Que tipo de mensagens têm sido compartilhadas pelo BTS e como o ARMY responde a elas?
O que as experiências de ARMYs podem nos mostrar sobre possibilidades de troca cultural e educação?
Antes de começar a responder esses questionamentos, a Dra. Robertson, ao nos colocar diante desse mapa (vídeo abaixo) produzido pela pesquisadora e administradora do perfil @ResearchBTS, trouxe uma pergunta ainda mais intrigante: Como é possível que esses 7 jovens da Coreia do Sul sejam o ponto em comum que une pessoas de todos os cantos do planeta e move essas pessoas a tomarem ações sobre elas próprias, sobre os outros e sobre o mundo em si?
Nosso primeiro passo aqui, então, deve ser relembrar ou entender quem é o BTS.
BTS enfrentou incontáveis obstáculos desde o dia 1. Sua popularidade levou tempo e esforço para ser construída. Entretanto, o que jamais mudou são as mensagens poderosas compartilhados pelo grupo e a forma como se conectam com o fandom. De “Bulletproof Boy Scouts” (“Escoteiros à prova de balas”) a “Beyond The Scene” (“Além da cena”), BTS se posicionou como um escudo para uma juventude que enfrenta lutas e estereótipos. Eles nos contam estórias, entregam mensagens com a maior sinceridade e profundidade possíveis e isso deve ser reconhecido.
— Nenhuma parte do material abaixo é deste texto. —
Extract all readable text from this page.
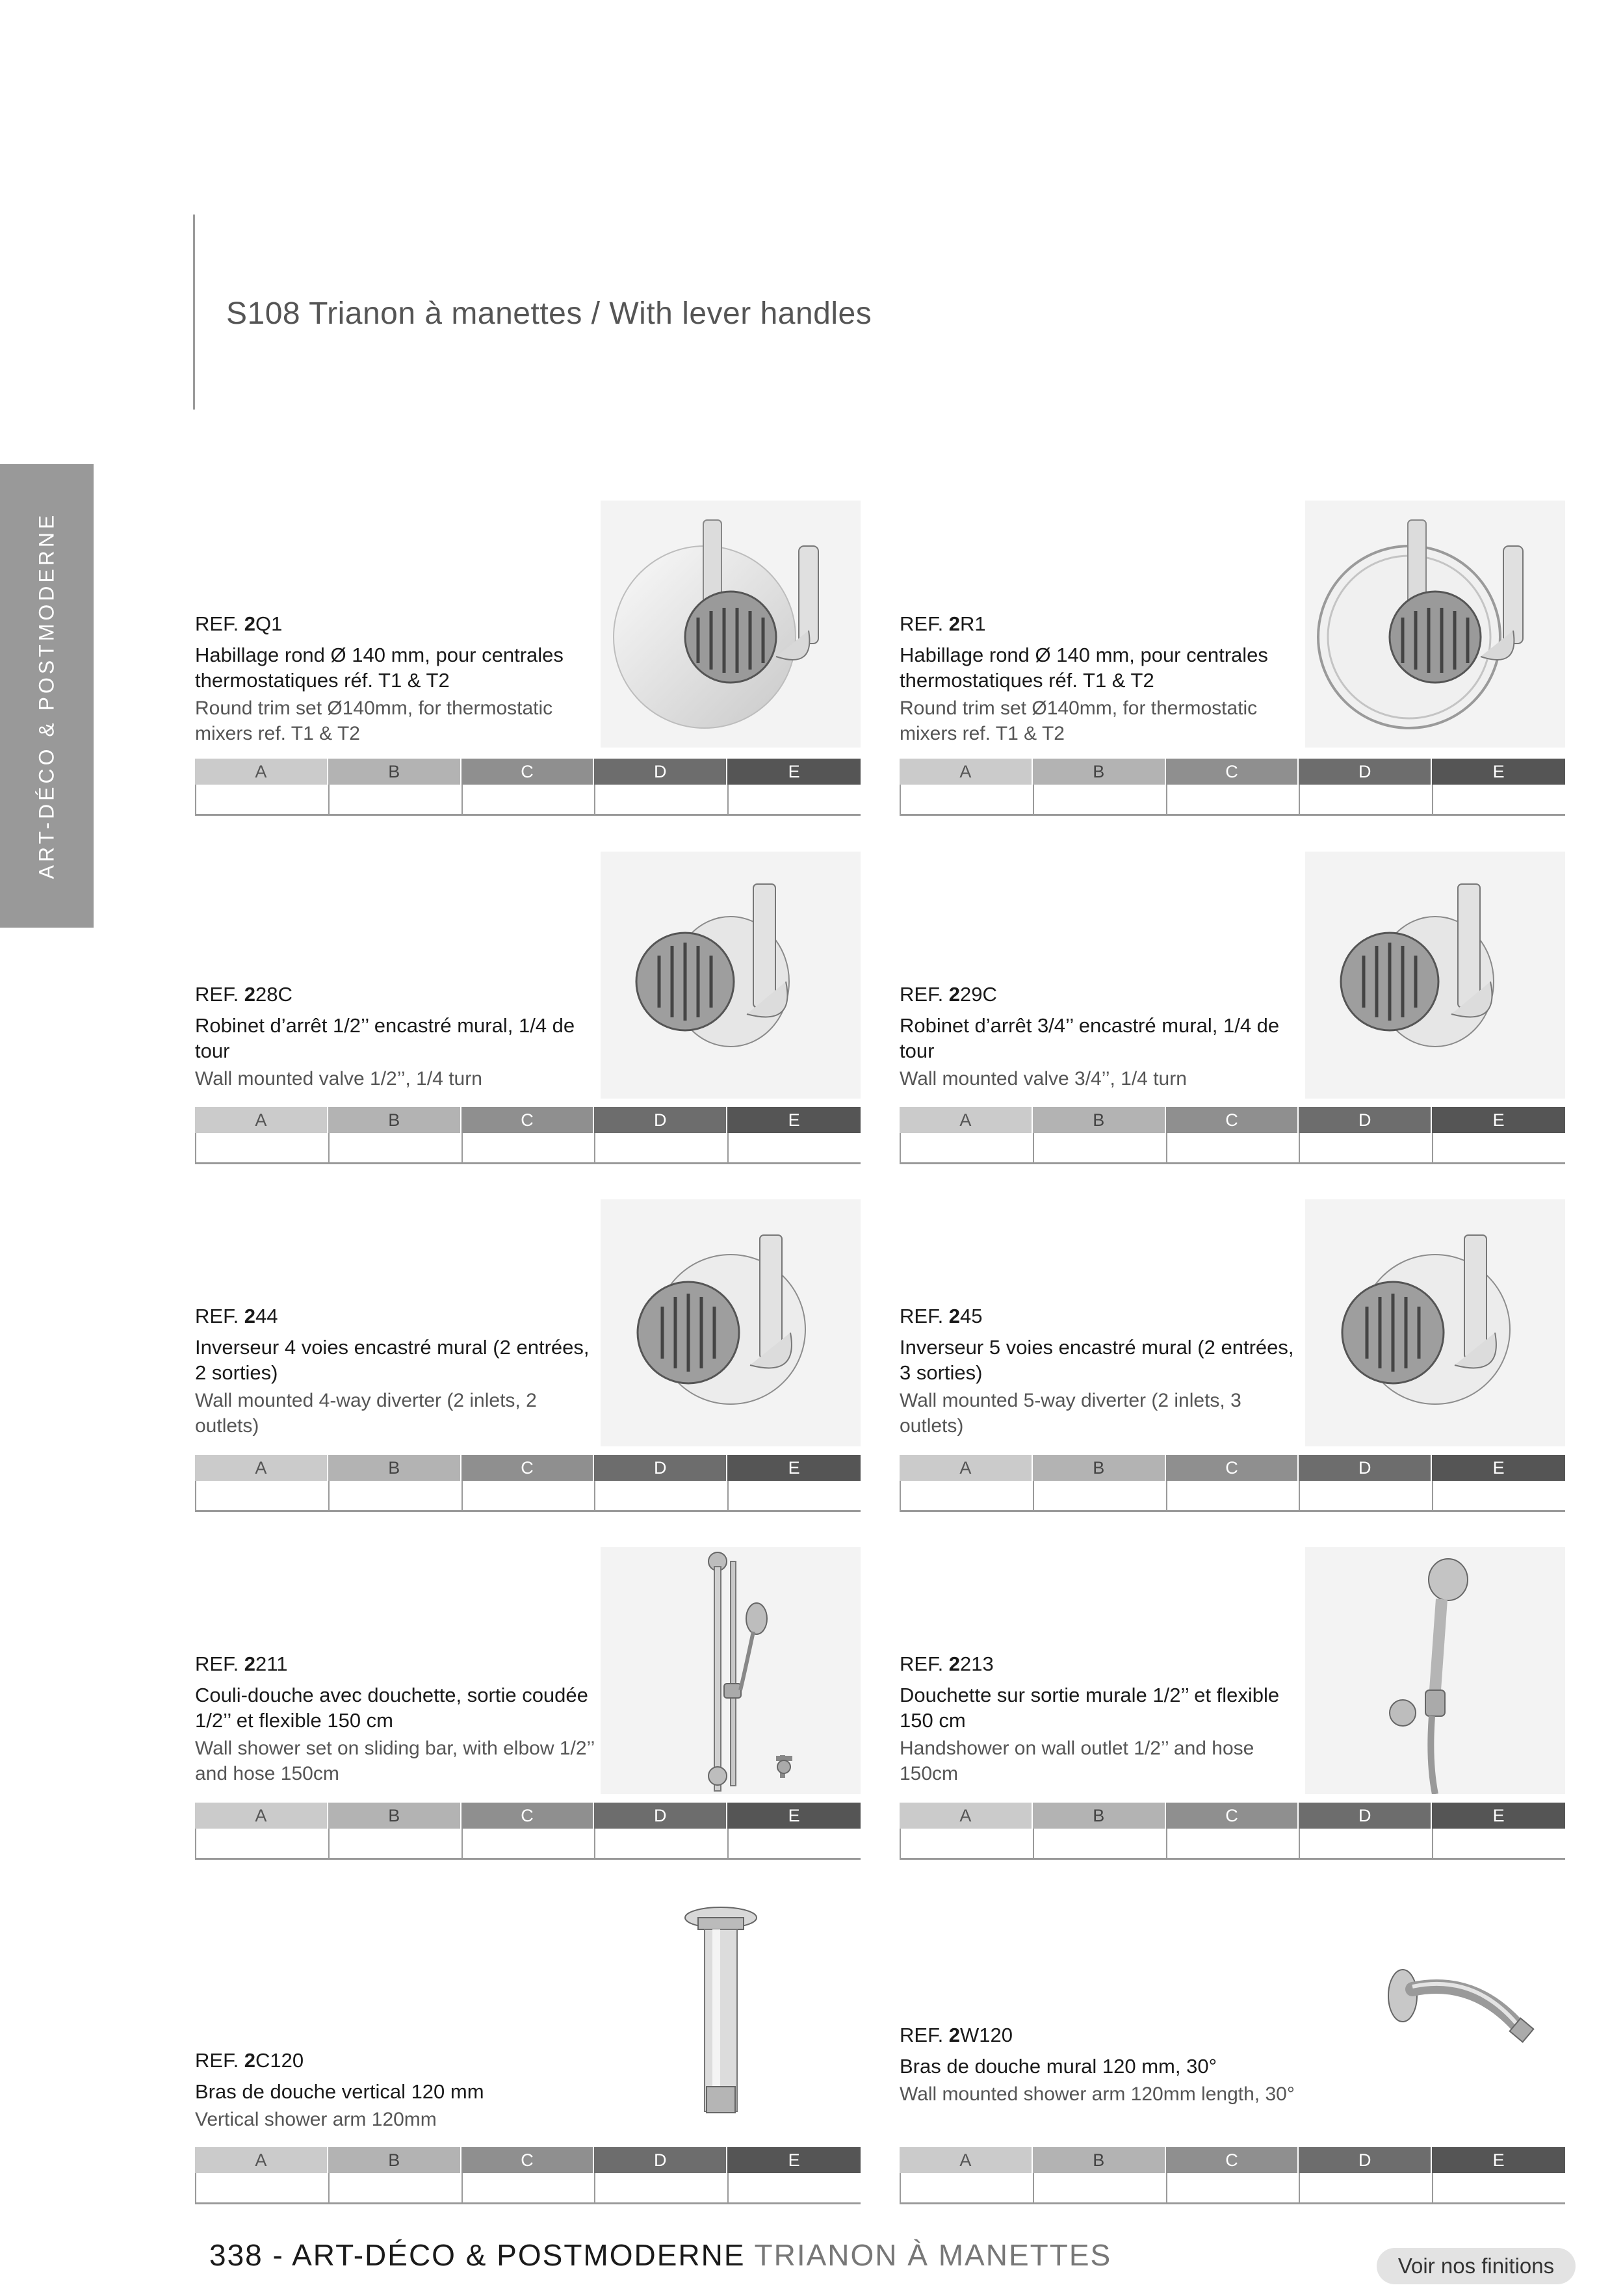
S108 Trianon à manettes / With lever handles
ART-DÉCO & POSTMODERNE	REF. 2Q1
Habillage rond Ø 140 mm, pour centrales thermostatiques réf. T1 & T2
Round trim set Ø140mm, for thermostatic mixers ref. T1 & T2
A	B	C	D	E
REF. 2R1
Habillage rond Ø 140 mm, pour centrales thermostatiques réf. T1 & T2
Round trim set Ø140mm, for thermostatic mixers ref. T1 & T2
A	B	C	D	E
REF. 228C
Robinet d’arrêt 1/2’’ encastré mural, 1/4 de tour
Wall mounted valve 1/2’’, 1/4 turn
A	B	C	D	E
REF. 229C
Robinet d’arrêt 3/4’’ encastré mural, 1/4 de tour
Wall mounted valve 3/4’’, 1/4 turn
A	B	C	D	E
REF. 244
Inverseur 4 voies encastré mural (2 entrées, 2 sorties)
Wall mounted 4-way diverter (2 inlets, 2 outlets)
A	B	C	D	E
REF. 245
Inverseur 5 voies encastré mural (2 entrées, 3 sorties)
Wall mounted 5-way diverter (2 inlets, 3 outlets)
A	B	C	D	E
REF. 2211
Couli-douche avec douchette, sortie coudée 1/2’’ et flexible 150 cm
Wall shower set on sliding bar, with elbow 1/2’’ and hose 150cm
A	B	C	D	E
REF. 2213
Douchette sur sortie murale 1/2’’ et flexible 150 cm
Handshower on wall outlet 1/2’’ and hose 150cm
A	B	C	D	E
REF. 2C120
Bras de douche vertical 120 mm
Vertical shower arm 120mm
A	B	C	D	E
REF. 2W120
Bras de douche mural 120 mm, 30°
Wall mounted shower arm 120mm length, 30°
A	B	C	D	E
338 - ART-DÉCO & POSTMODERNE TRIANON À MANETTES	Voir nos finitions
Para além disso, BTS, junto à Big Hit Entertainment, tem renovado a forma como fãs podem experienciar arte e música em uma variedade de conteúdos. Sua música - que atravessa gêneros musicais e conceitos como inspiração - e seus MVs, as coreografias e interpretações detalhadamente desenvolvidas, projetos como “Connect, BTS” e o próprio BTS Universe são exemplos nítidos desse movimento.
Devido a isso, o grupo recebeu, até então, incontáveis prêmios e menções de honra, além dos recordes batidos e, constantemente, superados por eles próprios. Isso se justifica não apenas pela qualidade e profundidade de seus trabalhos, mas também pelo seu papel enquanto catalisador e promotor da cultura coreana. A Coreia tem sido culturalmente, historicamente, linguisticamente explorada por pessoas de todo o mundo graças ao BTS.
Depois de refletirmos sobre quem é o BTS, o próximo passo pode ser nos questionarmos: Quem é o ARMY? Caso você não saiba, ARMY é, na verdade, uma sigla para “Adorable Representative M.C. for Youth”, o que significa “Adorável Representante para a Juventude” e carrega um significado gigantesco.
É interessante pensarmos que pessoas se juntam a um fandom ou a um grupo, antes de mais nada, como indivíduos que já possuem uma visão de mundo, cultura e conhecimentos. No ARMY isso não é diferente e a melhor parte é que podemos observar, seja “na vida real” ou por meio das redes sociais, uma integração desses variados aspectos, resultando em uma comunidade global e absolutamente diversa.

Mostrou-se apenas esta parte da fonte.